Stone then traded Ariza, the rights to Stewart, a second round pick, and cash considerations to Detroit in exchange for Christian Wood, a first-round pick, and a second round pick. Wood went onto finish fourth in voting for the Most Improved Player award in 2020-21 while averaging career-highs of 21.0 points and 9.6 rebounds.

On January 22, 2021, Stone acquired Kevin Porter Jr. from Cleveland in exchange for a second round pick. Porter averaged 16.6 points, 6.3 assists, and 3.8 rebounds over the remainder of the season and joined Memphis’ Ja Morant as the only sophomores in 2020–21 to have averaged at least 16.0 ppg, 6.0 apg, and 3.0 rpg.

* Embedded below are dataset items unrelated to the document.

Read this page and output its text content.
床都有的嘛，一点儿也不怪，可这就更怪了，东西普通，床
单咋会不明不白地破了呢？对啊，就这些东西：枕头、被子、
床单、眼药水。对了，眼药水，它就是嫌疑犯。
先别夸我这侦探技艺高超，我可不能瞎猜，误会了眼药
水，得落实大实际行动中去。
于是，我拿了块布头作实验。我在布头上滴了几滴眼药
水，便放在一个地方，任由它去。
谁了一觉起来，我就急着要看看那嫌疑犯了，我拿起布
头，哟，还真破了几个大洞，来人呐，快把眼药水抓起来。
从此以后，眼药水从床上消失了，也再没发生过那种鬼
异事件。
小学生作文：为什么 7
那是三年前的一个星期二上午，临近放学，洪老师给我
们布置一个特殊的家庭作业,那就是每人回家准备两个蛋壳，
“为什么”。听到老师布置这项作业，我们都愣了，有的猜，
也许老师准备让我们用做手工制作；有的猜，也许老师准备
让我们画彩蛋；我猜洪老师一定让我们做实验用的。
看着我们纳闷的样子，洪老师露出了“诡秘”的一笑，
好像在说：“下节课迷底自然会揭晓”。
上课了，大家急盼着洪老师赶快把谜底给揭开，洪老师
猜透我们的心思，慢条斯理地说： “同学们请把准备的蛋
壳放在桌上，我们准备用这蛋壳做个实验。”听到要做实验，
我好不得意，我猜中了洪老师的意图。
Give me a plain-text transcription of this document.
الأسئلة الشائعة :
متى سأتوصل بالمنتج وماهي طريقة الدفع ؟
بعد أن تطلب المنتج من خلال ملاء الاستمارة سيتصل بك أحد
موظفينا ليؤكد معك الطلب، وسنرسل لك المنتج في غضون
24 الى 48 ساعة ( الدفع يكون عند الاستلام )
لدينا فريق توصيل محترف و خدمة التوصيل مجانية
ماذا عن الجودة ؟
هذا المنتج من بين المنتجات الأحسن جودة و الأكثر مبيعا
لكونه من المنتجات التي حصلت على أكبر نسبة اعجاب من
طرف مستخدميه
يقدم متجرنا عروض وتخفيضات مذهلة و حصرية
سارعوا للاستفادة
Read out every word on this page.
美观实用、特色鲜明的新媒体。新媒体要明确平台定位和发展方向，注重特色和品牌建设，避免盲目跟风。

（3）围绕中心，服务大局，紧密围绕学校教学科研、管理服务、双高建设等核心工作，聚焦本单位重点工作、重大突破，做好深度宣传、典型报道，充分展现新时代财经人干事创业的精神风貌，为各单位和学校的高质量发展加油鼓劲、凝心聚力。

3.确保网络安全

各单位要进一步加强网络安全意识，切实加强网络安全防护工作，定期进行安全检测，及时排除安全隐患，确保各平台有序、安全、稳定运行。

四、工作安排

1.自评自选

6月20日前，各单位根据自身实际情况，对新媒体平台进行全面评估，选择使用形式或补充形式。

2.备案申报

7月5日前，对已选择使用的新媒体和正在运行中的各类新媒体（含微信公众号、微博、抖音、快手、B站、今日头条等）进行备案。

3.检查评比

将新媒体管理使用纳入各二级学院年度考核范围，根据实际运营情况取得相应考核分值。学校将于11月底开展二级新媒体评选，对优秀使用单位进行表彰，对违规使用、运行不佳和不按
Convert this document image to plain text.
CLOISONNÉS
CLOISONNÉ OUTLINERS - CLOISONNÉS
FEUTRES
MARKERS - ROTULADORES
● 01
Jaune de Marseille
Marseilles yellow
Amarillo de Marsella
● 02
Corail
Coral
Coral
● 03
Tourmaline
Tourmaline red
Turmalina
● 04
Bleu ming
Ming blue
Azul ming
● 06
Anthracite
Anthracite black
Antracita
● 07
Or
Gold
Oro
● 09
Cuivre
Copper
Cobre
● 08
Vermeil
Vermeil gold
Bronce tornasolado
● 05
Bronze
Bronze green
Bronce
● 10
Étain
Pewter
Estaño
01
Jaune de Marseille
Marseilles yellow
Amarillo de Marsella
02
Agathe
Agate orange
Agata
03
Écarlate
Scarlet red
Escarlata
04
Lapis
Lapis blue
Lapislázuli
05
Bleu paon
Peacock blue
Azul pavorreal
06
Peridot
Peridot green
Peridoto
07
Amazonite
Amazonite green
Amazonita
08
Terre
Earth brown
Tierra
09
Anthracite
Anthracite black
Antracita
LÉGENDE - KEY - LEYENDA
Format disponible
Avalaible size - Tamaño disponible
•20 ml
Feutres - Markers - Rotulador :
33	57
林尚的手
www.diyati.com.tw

During the 2021 NBA draft, Houston acquired four players within the first 24 picks, all of whom were 19-years-old heading into the 2021-22 season. The Rockets drafted Jalen Green with the second overall pick, Usman Garuba 23rd, and Josh Christopher 24th, while obtaining the rights to Alperen Sengun, who was the 16th overall pick by Oklahoma City. The pick used to acquire Garuba was obtained from Portland as part of the Covington deal, while the pick used to select Christopher came from a four-team trade Houston made with Brooklyn, Cleveland, and Indiana on Jan. 16, 2021.

== Personal life ==
His father, Rafael Stone, played point guard at the University of Washington in the late 1960s and was coached by future Hall of Famer Tex Winter for his final two seasons. He chose a career in law rather than to pursue playing basketball professionally and became the first black lawyer hired by a major Seattle firm.

Stone and his wife have three children.